Tuesday, February 01, 2011

Benji's Heart Story... #CHD

When Benji was born there was no idea in our head that there would be anything wrong. His apgar scores were good and he was a good size, although he was easily the smallest of my four. Mommy intuition kicked in though, I knew something was wrong. My other three babies had been tanned and Benji had a bluish appearance to me. (The nurses said he was normal color, except for his feet) He didn't want to nurse though and that kept my concern for him high.

It was the next morning that we knew something was definitely wrong. Benji had not nursed at all and didn't take a bottle either.
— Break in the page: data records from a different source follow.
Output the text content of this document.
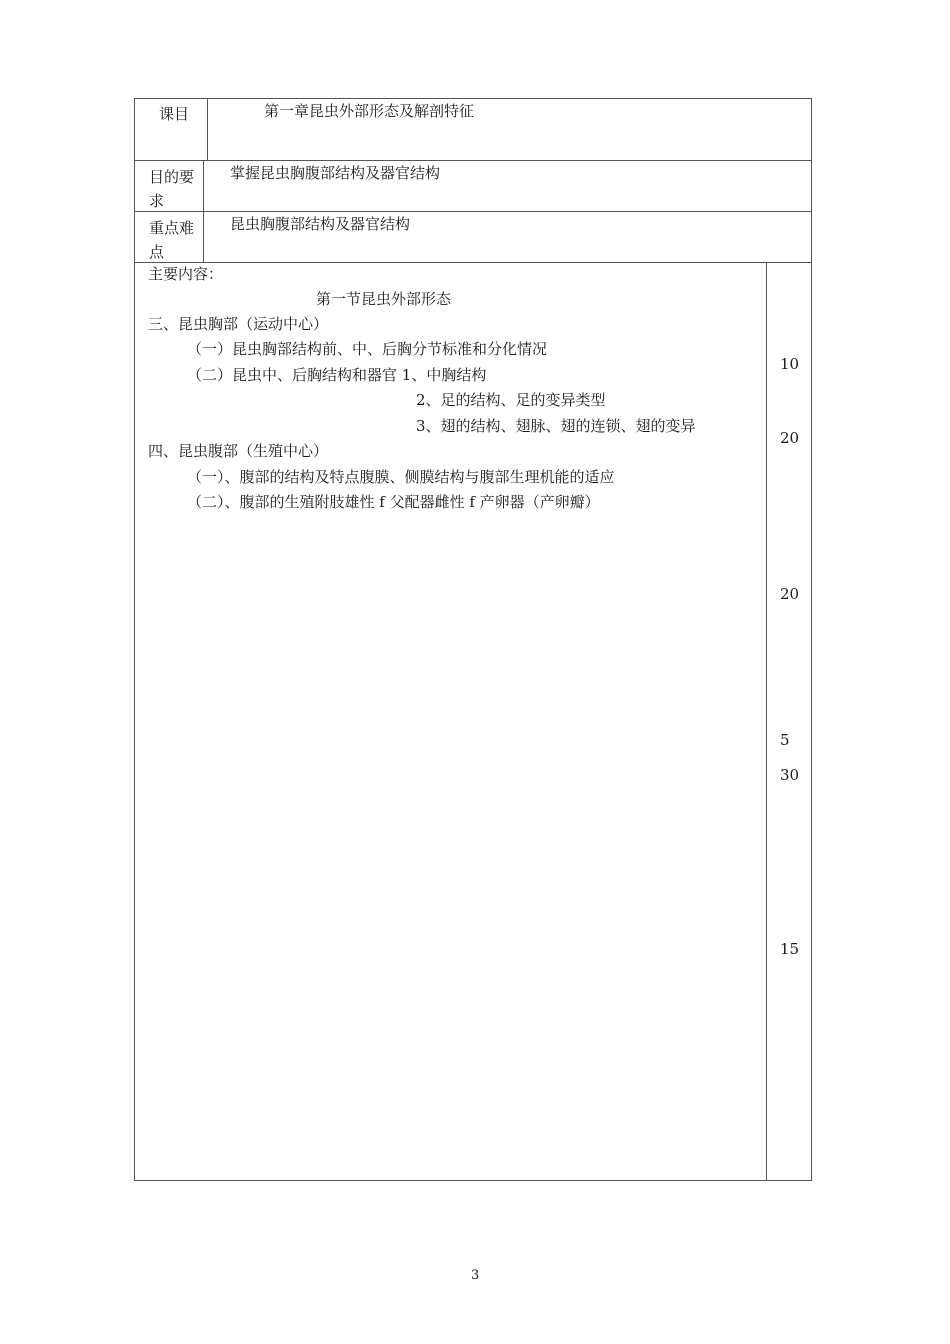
课目	第一章昆虫外部形态及解剖特征
目的要
求
掌握昆虫胸腹部结构及器官结构
重点难
点
昆虫胸腹部结构及器官结构
主要内容：
第一节昆虫外部形态
三、昆虫胸部（运动中心）
（一）昆虫胸部结构前、中、后胸分节标准和分化情况
（二）昆虫中、后胸结构和器官 1、中胸结构
2、足的结构、足的变异类型
3、翅的结构、翅脉、翅的连锁、翅的变异
四、昆虫腹部（生殖中心）
（一）、腹部的结构及特点腹膜、侧膜结构与腹部生理机能的适应
（二）、腹部的生殖附肢雄性 f 父配器雌性 f 产卵器（产卵瓣）
10
20
20
5
30
15
3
When the resident pediatrician checked him out he heard an "odd" murmur. In light of the not nursing and the murmur, a pediatric cardiologist was called in to check on him. That's when our world was turned upside down.

After hours of waiting and trying to take in what could possibly be wrong, we got the news. Benji had CoArctation of the Aorta and a Bicuspid Aortic Valve with a thickening of the wall (stenosis). The doctor immediately put him on medication to keep the ductus arteriosus open, or patent. Before we could even really take in what was going on, Benji was on his way to the Children's Hospital and into the NICU.
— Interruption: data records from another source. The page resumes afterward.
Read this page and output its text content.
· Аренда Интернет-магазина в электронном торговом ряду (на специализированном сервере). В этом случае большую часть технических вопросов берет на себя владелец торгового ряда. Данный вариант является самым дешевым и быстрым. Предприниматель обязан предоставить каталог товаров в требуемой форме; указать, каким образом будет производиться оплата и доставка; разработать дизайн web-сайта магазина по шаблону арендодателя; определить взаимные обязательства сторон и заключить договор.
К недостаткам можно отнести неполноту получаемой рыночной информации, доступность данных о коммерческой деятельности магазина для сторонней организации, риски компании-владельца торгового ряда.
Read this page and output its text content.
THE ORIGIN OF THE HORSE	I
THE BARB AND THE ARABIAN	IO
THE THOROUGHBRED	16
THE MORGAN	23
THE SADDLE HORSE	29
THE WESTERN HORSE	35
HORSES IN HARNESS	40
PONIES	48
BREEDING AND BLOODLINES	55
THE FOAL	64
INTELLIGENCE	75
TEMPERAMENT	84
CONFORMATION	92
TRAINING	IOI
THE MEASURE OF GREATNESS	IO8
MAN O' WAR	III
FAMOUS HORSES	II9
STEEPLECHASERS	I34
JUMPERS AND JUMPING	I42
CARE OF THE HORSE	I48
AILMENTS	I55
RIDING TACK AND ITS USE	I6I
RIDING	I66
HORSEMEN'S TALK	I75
There were many terrifying hours over the next seven days. When Benji was a week old he had what they call closed heart surgery. They were able to repair the coarctation, or the narrowing, of the aorta by using the subclavian artery. At that point, it was decided to leave the valve alone. His recovery from the surgery was excellent, he went home five days after.

We were told that Benji would most likely have to have another procedure by the time he was two.  This has not been the case. While Benji does still have the bicuspid valve and we do have to keep close tabs on him, he has thrived and exceeded expectations. Benji will be six on March 2, and is on no medication for his heart.

In relating Benji's story, we know that we are one of the lucky ones. We have shared the sadness of others that were not as fortunate. This is why we feel that we have no choice but to bring attention to Congenital Heart Defects.

We praise God for Benji's health and we pray that with more attention, there will be more survivors.